Par Thomas Fazi – Le 11 décembre 2024 – Source Compact Mag
Dans un geste extraordinaire et sans précédent, la Cour constitutionnelle roumaine a annoncé la semaine dernière l’annulation des résultats du premier tour des élections présidentielles tenues en novembre dernier, dans lequel le candidat populiste indépendant Călin Georgescu est arrivé en tête. La décision, qui a relancé l’ensemble du processus électoral, est intervenue quelques jours seulement avant le second tour prévu entre Georgescu et la candidate pro-UE Elena Lasconi, que Georgescu était pressenti pour largement gagner.
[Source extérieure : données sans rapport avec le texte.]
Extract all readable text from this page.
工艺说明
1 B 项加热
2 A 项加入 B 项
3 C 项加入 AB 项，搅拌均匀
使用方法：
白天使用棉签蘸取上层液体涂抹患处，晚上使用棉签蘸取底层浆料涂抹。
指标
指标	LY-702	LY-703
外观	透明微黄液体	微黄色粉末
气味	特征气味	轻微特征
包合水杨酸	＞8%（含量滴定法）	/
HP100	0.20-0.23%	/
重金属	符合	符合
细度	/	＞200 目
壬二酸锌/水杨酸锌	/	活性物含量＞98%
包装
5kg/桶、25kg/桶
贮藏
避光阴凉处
C’est la première fois qu’un tribunal européen annule le résultat d’une élection, signalant une escalade troublante dans la guerre de plus en plus ouverte de l’establishment UE-OTAN contre la démocratie. La justification de cet acte effronté est un rapport des services de renseignement roumains – « déclassifié » et publié deux jours avant la décision – alléguant que le pays était la cible d’une “attaque hybride russe” pendant la campagne électorale, impliquant une campagne coordonnée sur TikTok pour stimuler la candidature de Georgescu.
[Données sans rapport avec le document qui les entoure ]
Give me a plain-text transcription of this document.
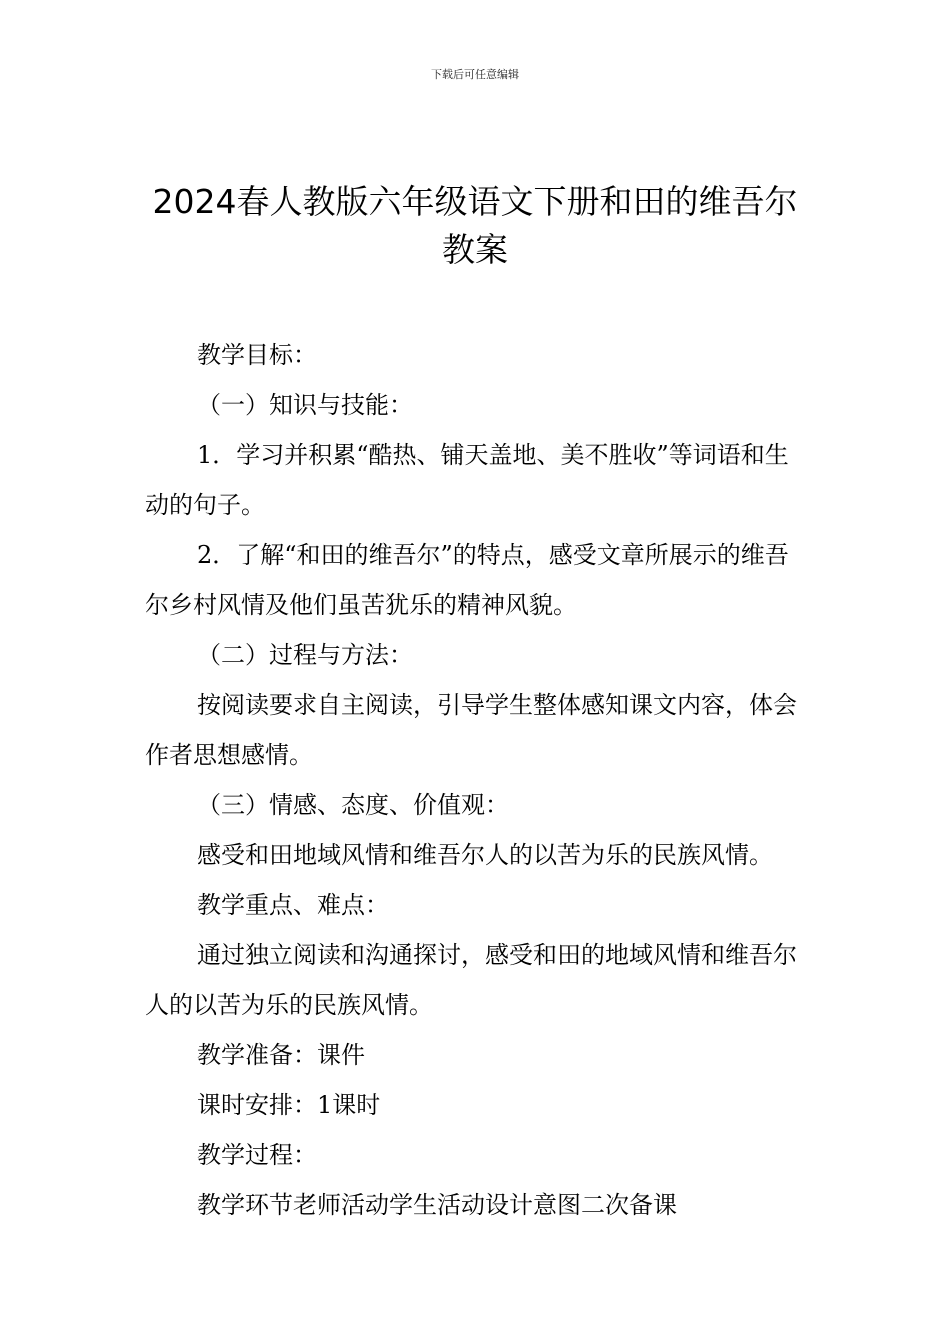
下载后可任意编辑
2024春人教版六年级语文下册和田的维吾尔教案

教学目标：

（一）知识与技能：

1．学习并积累“酷热、铺天盖地、美不胜收”等词语和生动的句子。

2．了解“和田的维吾尔”的特点，感受文章所展示的维吾尔乡村风情及他们虽苦犹乐的精神风貌。

（二）过程与方法：

按阅读要求自主阅读，引导学生整体感知课文内容，体会作者思想感情。

（三）情感、态度、价值观：

感受和田地域风情和维吾尔人的以苦为乐的民族风情。

教学重点、难点：

通过独立阅读和沟通探讨，感受和田的地域风情和维吾尔人的以苦为乐的民族风情。

教学准备：课件

课时安排：1课时

教学过程：

教学环节老师活动学生活动设计意图二次备课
Ce rapport est l’aboutissement d’une campagne visant à délégitimer la victoire de Georgescu, qui a choqué les élites dirigeantes roumaines et l’establishment occidental dans son ensemble. C’est la première fois depuis la chute du régime soutenu par l’URSS en 1989 que les deux partis qui dominent la politique roumaine depuis – le Parti social-démocrate et le Parti national libéral de centre-droit, unis dans leur engagement envers l’Union européenne et l’OTAN – n’ont pas réussi à passer le premier tour d’une élection présidentielle.
Le statut de Georgescu en tant qu’outsider politique a ajouté à la consternation des élites. Le candidat avait toujours obtenu des scores négligeables dans les sondages tout au long de la campagne et évitait les débats télévisés. Il n’appartient même pas à un parti politique. Au lieu de cela, il s’est principalement appuyé sur les médias sociaux pour faire passer son message, en premier lieu TikTok, qui est très populaire en Roumanie. La stratégie populaire de sa campagne contrastait fortement avec la dépendance des autres candidats à l’égard des médias grand public et de la machinerie politique établie.
La réponse de l’establishment à la victoire de Georgescu au premier tour a été rapide et agressive. La première étape consistait à lancer une campagne médiatique-à la fois en Roumanie et à l’étranger ; pour le dépeindre comme un “extrémiste d’extrême droite pro-russe”, un cinglé généralisé et un agent du Kremlin. C’est devenu la réaction standard des établissements libéraux aux résultats électoraux qui s’écartent du consensus euro-atlantique, en particulier dans les pays post-soviétiques, comme on l’a vu récemment également en Géorgie et en Moldavie. Comme dans les autres cas, les preuves à l’appui de telles allégations ont tendance à être plutôt rares.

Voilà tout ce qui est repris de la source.